The meat was just a little bit tough, but this was more a result of the cut of meat than any of the cooking methods. After all, the meat only cost us about eight bucks, but would have been a $30 apiece meal otherwise.

Asparagus:
Asparagus is easy. Chop the ends off the asparagus (or break them... hold the asparagus in your hand and bend the end 'til it breaks- it breaks at the tender part), blanch it in chicken broth for about 3 minutes, dump it in a bowl of cold water for a few minutes. Sautee it in butter and/or olive oil with garlic and parsley about 6-10 minutes. Unfortunately, we had to used some frozen asparagus, which doesn't taste any worse, but tends to be a bit mushier. I always recommend fresh vegetables over frozen. They were still good.

The Wine:

We inspired ourselves during the cooking process with Trader Joes 2006 Vintage Ale (Beer). It was ok, but I think needs to sit a year or two to mature. Right off the bat it just tasted like medium-dark alcohol with a very slight sweetness. 2005 was better.

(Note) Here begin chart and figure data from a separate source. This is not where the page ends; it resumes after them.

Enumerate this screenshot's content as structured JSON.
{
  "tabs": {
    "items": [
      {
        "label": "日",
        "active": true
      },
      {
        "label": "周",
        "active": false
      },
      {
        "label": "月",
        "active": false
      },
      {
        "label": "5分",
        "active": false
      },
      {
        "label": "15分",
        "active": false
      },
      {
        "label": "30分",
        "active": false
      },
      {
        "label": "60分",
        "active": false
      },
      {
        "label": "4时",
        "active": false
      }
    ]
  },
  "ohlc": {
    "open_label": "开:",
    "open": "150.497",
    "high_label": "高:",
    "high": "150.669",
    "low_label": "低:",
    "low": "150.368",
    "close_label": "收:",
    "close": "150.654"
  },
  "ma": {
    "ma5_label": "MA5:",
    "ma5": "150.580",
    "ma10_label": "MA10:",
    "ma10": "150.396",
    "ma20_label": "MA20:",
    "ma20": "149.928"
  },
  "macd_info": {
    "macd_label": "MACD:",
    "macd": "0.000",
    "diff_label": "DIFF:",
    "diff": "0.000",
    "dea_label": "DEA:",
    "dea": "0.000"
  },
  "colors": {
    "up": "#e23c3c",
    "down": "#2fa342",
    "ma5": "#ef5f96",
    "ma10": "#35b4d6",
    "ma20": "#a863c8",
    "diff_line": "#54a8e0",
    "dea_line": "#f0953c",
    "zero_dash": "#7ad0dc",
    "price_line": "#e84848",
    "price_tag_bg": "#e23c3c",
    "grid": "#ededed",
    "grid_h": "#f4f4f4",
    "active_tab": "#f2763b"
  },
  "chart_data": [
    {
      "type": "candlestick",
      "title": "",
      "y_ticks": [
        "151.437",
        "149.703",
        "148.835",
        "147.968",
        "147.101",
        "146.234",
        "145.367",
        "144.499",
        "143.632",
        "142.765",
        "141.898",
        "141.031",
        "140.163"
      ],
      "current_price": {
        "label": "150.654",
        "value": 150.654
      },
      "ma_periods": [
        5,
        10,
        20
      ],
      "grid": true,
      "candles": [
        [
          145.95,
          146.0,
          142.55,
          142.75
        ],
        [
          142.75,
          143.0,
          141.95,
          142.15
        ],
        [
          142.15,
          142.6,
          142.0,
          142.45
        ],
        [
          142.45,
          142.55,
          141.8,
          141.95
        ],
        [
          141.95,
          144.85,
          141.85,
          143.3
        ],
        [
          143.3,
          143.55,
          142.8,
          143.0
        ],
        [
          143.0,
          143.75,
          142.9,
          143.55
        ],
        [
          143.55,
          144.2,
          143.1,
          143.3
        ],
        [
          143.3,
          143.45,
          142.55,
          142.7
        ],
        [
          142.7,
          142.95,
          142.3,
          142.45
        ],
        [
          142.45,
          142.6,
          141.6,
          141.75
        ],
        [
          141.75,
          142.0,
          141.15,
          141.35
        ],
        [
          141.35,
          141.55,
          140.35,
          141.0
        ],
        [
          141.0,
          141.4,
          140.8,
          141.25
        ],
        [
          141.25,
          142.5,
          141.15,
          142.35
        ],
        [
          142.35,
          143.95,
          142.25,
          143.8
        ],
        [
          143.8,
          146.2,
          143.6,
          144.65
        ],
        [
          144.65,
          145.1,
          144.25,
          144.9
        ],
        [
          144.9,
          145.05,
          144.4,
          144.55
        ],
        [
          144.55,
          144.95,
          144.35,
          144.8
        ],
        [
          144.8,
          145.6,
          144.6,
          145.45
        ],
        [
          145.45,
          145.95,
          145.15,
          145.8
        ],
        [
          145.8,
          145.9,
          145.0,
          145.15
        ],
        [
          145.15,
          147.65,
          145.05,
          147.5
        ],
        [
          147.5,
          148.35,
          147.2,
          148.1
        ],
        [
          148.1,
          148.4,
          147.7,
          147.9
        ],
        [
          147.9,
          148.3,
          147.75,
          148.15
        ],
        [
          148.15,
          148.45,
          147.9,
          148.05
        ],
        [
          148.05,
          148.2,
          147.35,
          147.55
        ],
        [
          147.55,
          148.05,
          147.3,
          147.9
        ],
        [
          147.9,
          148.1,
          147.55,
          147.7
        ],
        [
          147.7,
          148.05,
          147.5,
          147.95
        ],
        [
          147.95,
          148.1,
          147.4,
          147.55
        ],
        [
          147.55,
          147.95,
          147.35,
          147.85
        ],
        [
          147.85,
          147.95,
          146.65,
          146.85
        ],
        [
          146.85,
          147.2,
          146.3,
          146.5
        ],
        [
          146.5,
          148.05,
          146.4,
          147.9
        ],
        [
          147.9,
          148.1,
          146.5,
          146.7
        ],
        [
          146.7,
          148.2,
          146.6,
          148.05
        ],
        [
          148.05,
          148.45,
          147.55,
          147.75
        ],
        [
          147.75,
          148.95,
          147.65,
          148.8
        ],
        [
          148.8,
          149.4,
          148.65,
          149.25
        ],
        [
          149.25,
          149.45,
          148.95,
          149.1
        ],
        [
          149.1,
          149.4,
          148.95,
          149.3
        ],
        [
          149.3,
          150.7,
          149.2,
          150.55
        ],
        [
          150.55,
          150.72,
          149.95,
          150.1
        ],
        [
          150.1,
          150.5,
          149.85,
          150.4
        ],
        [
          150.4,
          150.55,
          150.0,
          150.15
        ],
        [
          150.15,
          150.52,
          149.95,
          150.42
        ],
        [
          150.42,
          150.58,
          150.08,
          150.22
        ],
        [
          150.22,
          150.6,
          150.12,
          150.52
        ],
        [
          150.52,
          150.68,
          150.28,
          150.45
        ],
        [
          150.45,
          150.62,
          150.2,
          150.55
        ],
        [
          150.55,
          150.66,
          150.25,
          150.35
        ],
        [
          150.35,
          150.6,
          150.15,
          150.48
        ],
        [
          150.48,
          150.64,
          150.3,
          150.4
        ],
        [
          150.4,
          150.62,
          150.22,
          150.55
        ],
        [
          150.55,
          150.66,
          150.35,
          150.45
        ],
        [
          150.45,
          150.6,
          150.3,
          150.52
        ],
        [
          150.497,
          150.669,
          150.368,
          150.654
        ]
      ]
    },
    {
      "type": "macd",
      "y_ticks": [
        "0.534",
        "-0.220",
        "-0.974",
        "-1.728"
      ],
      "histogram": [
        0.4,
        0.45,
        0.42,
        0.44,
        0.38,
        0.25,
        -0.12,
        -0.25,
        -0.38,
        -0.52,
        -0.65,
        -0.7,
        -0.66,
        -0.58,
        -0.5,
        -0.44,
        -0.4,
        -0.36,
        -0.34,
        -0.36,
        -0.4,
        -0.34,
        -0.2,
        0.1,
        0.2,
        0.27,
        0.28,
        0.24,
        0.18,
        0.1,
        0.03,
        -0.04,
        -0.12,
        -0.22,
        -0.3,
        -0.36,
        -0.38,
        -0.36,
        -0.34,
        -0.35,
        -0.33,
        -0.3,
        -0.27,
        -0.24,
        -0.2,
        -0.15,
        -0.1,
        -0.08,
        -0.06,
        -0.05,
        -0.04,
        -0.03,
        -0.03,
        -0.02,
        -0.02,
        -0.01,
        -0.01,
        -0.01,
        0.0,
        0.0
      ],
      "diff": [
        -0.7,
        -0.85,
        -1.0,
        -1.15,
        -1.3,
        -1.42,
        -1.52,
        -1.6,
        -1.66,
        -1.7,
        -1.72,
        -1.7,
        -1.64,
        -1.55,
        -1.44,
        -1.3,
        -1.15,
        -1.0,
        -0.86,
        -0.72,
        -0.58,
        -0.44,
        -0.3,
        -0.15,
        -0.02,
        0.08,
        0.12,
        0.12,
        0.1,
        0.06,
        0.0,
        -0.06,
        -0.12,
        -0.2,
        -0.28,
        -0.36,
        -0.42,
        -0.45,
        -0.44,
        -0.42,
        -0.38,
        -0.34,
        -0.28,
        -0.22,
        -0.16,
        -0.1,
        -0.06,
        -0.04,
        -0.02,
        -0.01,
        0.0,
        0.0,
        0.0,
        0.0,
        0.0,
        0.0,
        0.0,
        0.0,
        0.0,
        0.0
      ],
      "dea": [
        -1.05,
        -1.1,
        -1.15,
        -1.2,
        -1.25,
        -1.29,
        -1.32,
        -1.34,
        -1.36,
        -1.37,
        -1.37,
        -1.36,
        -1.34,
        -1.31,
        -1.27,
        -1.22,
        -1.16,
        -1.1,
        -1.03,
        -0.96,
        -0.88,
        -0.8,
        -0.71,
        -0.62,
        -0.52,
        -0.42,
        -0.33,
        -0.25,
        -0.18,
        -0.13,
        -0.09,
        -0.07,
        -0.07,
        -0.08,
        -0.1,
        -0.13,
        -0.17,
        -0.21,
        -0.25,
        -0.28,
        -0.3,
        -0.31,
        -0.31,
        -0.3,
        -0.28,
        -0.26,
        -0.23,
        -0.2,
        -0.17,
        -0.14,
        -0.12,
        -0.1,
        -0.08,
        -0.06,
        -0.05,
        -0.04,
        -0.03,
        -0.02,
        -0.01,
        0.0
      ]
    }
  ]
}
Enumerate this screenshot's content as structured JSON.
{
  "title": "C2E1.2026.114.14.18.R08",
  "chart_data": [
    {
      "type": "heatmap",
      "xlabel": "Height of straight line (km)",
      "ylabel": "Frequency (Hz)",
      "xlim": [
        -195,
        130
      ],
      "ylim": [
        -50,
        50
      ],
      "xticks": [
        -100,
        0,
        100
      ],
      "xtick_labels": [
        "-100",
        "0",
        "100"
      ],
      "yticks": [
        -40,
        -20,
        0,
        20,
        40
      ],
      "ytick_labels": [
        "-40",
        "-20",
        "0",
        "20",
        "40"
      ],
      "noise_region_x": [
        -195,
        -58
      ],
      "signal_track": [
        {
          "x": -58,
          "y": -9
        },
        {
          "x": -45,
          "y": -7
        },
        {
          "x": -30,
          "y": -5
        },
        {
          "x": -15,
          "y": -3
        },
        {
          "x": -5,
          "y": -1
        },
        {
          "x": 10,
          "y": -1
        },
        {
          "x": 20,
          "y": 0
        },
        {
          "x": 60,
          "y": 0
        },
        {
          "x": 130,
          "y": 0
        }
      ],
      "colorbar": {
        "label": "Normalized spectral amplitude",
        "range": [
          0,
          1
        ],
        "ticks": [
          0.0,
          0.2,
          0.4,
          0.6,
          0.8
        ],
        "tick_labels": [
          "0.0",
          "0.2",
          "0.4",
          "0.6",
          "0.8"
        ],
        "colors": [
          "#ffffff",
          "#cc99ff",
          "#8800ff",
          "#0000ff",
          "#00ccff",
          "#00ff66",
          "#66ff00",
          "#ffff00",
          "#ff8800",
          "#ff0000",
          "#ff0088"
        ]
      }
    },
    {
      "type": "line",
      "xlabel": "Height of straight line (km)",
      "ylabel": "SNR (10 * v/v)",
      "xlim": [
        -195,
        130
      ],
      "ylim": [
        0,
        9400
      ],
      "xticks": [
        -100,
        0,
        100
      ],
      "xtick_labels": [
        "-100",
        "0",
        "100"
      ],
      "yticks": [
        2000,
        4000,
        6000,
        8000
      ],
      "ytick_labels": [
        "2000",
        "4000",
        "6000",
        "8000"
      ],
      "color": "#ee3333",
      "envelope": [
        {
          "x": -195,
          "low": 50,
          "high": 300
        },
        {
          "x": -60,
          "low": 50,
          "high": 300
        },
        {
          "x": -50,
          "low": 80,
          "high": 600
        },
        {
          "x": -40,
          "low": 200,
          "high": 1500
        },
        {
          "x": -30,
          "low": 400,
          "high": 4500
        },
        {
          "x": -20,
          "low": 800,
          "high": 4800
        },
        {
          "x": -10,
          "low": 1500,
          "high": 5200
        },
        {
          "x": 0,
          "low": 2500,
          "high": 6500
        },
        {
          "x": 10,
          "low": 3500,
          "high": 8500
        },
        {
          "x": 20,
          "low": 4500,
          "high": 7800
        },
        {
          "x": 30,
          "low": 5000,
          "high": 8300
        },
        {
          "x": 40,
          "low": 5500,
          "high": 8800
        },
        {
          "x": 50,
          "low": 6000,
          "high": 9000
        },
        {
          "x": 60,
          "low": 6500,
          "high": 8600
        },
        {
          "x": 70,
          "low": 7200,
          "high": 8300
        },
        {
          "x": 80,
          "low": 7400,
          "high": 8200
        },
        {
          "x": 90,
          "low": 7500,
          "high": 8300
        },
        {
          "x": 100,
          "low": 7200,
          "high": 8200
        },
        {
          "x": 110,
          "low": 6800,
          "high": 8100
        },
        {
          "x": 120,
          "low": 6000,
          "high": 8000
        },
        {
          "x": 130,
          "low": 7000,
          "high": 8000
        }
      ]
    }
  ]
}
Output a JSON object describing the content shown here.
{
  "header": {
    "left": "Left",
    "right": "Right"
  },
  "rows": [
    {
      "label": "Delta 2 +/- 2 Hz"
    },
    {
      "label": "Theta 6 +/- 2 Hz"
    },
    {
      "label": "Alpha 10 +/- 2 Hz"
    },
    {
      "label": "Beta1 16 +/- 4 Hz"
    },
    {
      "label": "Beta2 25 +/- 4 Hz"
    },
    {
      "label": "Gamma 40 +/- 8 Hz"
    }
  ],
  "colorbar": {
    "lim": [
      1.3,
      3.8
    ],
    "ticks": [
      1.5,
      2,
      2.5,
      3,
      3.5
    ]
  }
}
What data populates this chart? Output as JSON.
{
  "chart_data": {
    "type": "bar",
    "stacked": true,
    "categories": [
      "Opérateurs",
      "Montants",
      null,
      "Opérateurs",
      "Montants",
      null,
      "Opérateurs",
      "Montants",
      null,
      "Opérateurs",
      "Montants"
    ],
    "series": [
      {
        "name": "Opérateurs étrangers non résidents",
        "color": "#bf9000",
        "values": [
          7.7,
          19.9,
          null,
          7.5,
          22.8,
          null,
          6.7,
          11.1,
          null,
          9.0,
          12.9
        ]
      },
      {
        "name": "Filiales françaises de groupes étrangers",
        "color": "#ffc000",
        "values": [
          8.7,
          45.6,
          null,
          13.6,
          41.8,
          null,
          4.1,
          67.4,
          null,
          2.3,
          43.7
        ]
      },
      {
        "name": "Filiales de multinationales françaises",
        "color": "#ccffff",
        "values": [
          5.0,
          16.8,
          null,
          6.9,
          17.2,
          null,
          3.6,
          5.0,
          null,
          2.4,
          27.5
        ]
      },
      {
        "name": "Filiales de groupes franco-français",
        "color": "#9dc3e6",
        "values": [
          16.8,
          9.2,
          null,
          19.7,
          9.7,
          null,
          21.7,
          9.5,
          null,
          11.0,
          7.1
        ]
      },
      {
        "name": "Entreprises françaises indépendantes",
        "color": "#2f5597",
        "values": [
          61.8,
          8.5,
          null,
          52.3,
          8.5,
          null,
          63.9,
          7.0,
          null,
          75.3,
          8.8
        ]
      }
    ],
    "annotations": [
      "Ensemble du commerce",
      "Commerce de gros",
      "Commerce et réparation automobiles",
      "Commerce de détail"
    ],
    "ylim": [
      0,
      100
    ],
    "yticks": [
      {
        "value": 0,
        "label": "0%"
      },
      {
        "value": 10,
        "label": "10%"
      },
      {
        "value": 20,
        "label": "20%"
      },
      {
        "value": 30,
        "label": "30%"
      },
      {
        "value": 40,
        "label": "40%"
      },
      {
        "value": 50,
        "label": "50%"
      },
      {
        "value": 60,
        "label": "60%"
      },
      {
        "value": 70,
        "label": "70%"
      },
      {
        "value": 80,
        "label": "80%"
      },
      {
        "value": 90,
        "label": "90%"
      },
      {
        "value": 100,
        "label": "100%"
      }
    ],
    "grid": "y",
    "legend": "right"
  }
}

Pre-dinner drink was Poggiotondo 2004 Chianti Superiore. While very good, it isn't what I would call "eyebrow raising." Very enjoyable.

With dinner we had Amala 2003 Napa Valley Cabernet Sauvignon. It's very smooth, but doesn't lose any of the strength one expects from a cab, and is actually one of the better ones I've tried.

1 comment:

Lisa is a Culinary Genius said...

The amazing thing about the filet is that we don't have a barbecue. We rely on our cast-iron skillet, which fortunately for us has been in use since before Caine was born. If you like your meat rare, prepare it as Caine has above. If you prefer it medium or done-er, butterfly (cut in half laterally) it and cook it. The cheese melted on it produces the best flavor (but I'm a cheese addict).